I need to run a same function with different input parameters, it will cost a very long time but luckily I know it only need 1 CPU core, so I decide to run them parallelly with multiprocessor package in python. Assuming I have 4 cores in my CPU and I have 8 different parameters to try, and therefore I think the time cost of the following code will be about 2 times as the time cost to run a single job:
from multiprocessing import Pool
def a_hard_work(parameter):
#do some time-cost work with parameter as input
class IterableAdapter:
"""https://stackoverflow.com/a/39564774"""
def __init__(self, iterable_factory, length=None):
self.iterable_factory = iterable_factory
self.length = length
def __iter__(self):
return iter(self.iterable_factory())
def loader(param_set):
def loader():
for param in param_set:
yield param
return IterableAdapter( lambda: loader() )
def worker(parameter):
a_hard_work(parameter)
if __name__ == "__main__":
param_set = [1,2,3,4,5,6,7,8]
tasks = loader(param_set)
with Pool() as p:
for i in p.imap_unordered(worker, tasks):
try:
pass
except Exception as e:
print(e)
However it cost much longer time than I excepted, so I checked the usage of my CPU and I found only 1 CPU core was being used during this script was running, all other 3 cores had no load.

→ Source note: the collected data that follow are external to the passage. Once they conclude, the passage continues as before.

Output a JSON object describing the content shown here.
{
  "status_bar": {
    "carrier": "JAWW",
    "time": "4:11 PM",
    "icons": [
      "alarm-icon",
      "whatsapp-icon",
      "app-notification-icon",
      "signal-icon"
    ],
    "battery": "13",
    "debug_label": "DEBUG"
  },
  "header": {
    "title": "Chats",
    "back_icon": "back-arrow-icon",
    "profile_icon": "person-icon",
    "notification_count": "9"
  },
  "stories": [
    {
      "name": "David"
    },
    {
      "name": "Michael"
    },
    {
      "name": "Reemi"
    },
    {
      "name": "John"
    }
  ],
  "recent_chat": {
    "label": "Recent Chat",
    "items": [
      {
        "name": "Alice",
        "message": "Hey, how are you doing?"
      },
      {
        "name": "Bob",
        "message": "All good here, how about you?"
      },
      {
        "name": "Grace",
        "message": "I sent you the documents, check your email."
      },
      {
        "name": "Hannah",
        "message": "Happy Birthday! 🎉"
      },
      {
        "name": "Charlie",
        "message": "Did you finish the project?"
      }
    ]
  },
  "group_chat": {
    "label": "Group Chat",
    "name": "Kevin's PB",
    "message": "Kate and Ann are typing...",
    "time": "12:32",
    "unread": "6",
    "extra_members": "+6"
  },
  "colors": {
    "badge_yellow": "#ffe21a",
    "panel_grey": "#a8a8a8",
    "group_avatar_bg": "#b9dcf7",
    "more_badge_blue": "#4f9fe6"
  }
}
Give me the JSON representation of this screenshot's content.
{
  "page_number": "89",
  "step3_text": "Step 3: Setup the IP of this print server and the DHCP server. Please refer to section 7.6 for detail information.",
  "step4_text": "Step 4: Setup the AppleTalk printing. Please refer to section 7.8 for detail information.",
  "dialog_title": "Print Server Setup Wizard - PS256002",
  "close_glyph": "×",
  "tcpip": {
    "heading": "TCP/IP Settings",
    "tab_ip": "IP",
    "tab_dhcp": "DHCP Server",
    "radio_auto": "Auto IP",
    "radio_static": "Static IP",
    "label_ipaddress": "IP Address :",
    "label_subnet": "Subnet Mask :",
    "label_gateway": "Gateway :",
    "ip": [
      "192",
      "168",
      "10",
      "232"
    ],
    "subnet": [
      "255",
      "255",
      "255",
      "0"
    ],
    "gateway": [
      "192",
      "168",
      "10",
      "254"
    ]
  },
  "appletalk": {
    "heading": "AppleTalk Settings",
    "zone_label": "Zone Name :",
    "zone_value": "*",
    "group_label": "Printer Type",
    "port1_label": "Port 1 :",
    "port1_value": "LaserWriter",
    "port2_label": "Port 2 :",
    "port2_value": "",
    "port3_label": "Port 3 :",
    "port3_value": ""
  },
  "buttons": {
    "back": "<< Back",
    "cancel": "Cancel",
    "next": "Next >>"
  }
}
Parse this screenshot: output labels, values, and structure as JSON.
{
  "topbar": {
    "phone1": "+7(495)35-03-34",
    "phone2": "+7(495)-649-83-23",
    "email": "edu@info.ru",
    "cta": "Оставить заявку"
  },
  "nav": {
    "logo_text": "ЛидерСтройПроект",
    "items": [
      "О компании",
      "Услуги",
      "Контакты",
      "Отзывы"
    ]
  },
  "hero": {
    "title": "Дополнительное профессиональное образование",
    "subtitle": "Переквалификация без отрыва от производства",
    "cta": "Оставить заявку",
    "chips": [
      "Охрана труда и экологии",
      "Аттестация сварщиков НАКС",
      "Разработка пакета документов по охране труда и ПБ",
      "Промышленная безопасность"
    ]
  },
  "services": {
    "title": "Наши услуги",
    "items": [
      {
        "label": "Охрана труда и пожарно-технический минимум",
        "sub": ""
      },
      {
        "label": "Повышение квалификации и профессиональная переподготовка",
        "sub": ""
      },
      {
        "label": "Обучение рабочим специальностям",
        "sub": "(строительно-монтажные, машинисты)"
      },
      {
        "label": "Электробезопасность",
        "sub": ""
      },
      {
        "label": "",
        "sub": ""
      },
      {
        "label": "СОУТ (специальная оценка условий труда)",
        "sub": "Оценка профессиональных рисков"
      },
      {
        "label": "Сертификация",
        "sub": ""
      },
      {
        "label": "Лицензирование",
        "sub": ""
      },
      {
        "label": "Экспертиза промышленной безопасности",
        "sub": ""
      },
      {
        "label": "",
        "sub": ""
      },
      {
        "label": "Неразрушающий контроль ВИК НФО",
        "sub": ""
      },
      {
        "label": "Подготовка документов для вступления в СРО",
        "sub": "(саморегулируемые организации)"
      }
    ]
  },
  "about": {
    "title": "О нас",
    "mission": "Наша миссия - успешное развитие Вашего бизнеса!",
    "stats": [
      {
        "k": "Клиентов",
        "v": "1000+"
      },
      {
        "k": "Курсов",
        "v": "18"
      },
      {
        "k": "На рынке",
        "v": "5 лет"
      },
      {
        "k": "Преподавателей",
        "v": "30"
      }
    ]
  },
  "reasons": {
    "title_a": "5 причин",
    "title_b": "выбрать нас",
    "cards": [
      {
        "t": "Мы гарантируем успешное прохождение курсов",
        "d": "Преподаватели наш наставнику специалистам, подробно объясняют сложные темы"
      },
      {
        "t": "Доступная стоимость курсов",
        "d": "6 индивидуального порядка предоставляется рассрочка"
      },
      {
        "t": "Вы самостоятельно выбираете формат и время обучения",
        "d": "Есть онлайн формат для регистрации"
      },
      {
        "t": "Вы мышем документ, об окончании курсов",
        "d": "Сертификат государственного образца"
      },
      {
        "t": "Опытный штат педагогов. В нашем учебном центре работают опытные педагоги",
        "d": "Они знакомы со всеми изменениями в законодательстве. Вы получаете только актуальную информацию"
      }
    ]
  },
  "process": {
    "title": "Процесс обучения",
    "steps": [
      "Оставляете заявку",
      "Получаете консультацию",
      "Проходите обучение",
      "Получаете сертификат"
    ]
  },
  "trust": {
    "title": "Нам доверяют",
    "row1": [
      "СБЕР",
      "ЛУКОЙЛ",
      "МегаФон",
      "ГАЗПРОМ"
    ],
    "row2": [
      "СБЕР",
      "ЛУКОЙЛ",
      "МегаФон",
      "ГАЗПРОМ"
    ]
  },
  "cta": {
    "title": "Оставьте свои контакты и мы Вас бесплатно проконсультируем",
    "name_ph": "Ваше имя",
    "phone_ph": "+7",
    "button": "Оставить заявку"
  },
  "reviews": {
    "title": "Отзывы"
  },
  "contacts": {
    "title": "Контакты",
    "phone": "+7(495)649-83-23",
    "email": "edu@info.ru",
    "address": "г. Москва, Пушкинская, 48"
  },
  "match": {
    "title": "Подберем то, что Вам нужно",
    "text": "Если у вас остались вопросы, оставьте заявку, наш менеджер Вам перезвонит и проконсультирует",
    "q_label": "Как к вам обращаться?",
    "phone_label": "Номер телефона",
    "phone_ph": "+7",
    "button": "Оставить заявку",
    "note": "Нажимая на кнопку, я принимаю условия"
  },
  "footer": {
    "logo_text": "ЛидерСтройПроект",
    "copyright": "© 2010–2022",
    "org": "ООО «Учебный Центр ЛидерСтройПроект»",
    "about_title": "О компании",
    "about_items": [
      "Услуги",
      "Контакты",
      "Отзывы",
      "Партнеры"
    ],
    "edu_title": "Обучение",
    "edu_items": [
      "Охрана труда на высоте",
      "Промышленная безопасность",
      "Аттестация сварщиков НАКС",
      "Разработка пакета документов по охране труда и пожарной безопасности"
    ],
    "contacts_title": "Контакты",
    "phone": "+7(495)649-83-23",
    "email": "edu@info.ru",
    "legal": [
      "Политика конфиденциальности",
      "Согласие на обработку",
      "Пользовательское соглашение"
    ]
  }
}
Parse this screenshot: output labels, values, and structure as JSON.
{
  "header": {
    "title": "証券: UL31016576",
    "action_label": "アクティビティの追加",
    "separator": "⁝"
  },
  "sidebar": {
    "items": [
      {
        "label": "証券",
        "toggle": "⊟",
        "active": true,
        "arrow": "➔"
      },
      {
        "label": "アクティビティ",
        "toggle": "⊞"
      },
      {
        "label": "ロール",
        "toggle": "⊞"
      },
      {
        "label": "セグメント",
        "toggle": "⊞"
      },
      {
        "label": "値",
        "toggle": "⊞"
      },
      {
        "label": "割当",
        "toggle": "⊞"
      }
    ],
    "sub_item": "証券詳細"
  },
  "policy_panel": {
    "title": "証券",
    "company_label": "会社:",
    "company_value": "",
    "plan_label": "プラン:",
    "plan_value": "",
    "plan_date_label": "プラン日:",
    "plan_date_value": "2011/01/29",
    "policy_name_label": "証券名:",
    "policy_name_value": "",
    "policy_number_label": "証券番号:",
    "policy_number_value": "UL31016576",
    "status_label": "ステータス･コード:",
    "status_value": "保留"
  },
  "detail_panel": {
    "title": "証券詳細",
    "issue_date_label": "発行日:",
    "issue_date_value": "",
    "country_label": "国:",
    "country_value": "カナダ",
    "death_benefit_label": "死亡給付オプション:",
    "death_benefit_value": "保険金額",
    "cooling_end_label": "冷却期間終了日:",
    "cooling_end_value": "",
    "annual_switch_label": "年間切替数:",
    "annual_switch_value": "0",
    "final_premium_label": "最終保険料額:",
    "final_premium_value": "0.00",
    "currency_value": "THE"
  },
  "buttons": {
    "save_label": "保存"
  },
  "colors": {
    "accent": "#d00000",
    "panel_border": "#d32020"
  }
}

Then I changed my code to the following:(which I thought should be same):
from multiprocessing import Pool
def a_hard_work(parameter):
#do some time-cost work with parameter as input
def loader(param_set):
for param in param_set:
yield param
def worker(parameter):
a_hard_work(parameter)
if __name__ == "__main__":
param_set = [1,2,3,4,5,6,7,8]
tasks = loader(param_set)
with Pool() as p:
for i in p.imap_unordered(worker, tasks):
try:
pass
except Exception as e:
print(e)
This time the script worked as I excepted, but what is the difference between two ways I generate jobs?